Copyright strikes may affect your ability to monetize. In addition, if your live stream is removed for copyright, your access to live streaming will be restricted for 90 days.
If your channels receive a second copyright strike before the first strike has even expired, you will have then have to wait another 90 days until the second strike has expired. This time, you will not be able to post content for two weeks. If no other concerns arise, your ability to post will be restored at the end of the two week period. In the meantime, your account remains out of good standing.
If you receive a third copyright strike before the first two strikes have expired, then:
- YouTube will automatically terminate your account along with any associated channels.
- All the videos uploaded to your account will be removed.
- You will also not able to create any new channels.
If your channel is part of the YouTube Partner Program, you’re eligible for a 7 day courtesy period.
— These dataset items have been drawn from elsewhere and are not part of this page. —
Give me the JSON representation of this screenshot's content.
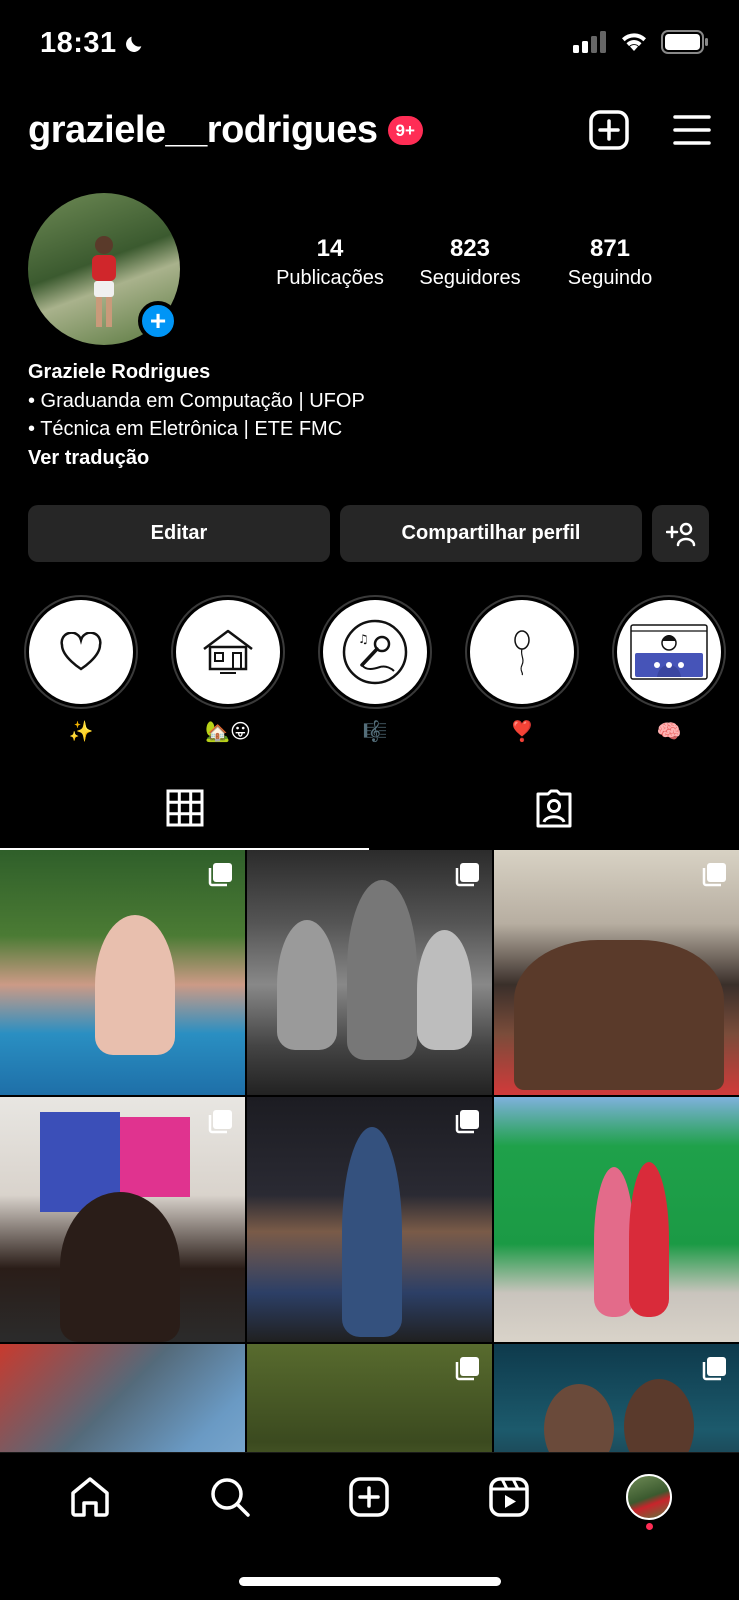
{
  "status_bar": {
    "time": "18:31",
    "icons": [
      "moon-icon",
      "signal-icon",
      "wifi-icon",
      "battery-icon"
    ]
  },
  "header": {
    "username": "graziele__rodrigues",
    "notification_badge": "9+",
    "icons": [
      "new-post-icon",
      "menu-icon"
    ]
  },
  "profile": {
    "stats": [
      {
        "value": "14",
        "label": "Publicações"
      },
      {
        "value": "823",
        "label": "Seguidores"
      },
      {
        "value": "871",
        "label": "Seguindo"
      }
    ],
    "name": "Graziele Rodrigues",
    "bio_lines": [
      "• Graduanda em Computação | UFOP",
      "• Técnica em Eletrônica | ETE FMC"
    ],
    "translate_link": "Ver tradução"
  },
  "buttons": {
    "edit": "Editar",
    "share": "Compartilhar perfil"
  },
  "highlights": [
    {
      "icon": "heart-icon",
      "label": "✨"
    },
    {
      "icon": "house-icon",
      "label": "🏡😛"
    },
    {
      "icon": "microphone-icon",
      "label": "🎼"
    },
    {
      "icon": "balloon-icon",
      "label": "❣️"
    },
    {
      "icon": "video-call-icon",
      "label": "🧠"
    }
  ],
  "tabs": [
    {
      "icon": "grid-icon",
      "active": true
    },
    {
      "icon": "tagged-icon",
      "active": false
    }
  ],
  "posts": [
    {
      "multi": true
    },
    {
      "multi": true
    },
    {
      "multi": true
    },
    {
      "multi": true
    },
    {
      "multi": true
    },
    {
      "multi": false
    },
    {
      "multi": false
    },
    {
      "multi": true
    },
    {
      "multi": true
    }
  ],
  "bottom_nav": [
    "home-icon",
    "search-icon",
    "create-icon",
    "reels-icon",
    "profile-avatar"
  ],
  "colors": {
    "background": "#000000",
    "badge": "#ff2d55",
    "accent_blue": "#0095f6",
    "button_bg": "#262626"
  }
}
After 3 copyright strikes, you’ll have 7 additional days to act before your channel is disabled. During this period, your copyright strikes won’t expire and you can’t upload new videos. Your channel will remain live and you can access it to seek a resolution for your strikes.
There also some few cases, you could face a legal challenge and take you all the way to court as you used without permission content. In case, if you lose the case, you could have to pay huge legal fees and large fine to pay off.
How to Check About Your Strike
- Sign in to YouTube Studio.
- From the left menu, click Content.
- Select Filter button for Copyright claims.
- Hover over “Copyright claim” in the Restrictions column and click SEE DETAILS.
How to Resolve a Copyright Strike
- Wait for the strike to expire: Copyright strikes expire after 90 days. First strike, you need to complete YouTube’s Copyright School for the strike to expire.
- Ask for a retraction: You can reach out to the person who claimed your video and ask them to retract the strike
- Submit a counter-notification: If you think the strike was placed in error and your video was mistakenly removed, you can submit a counter-notification.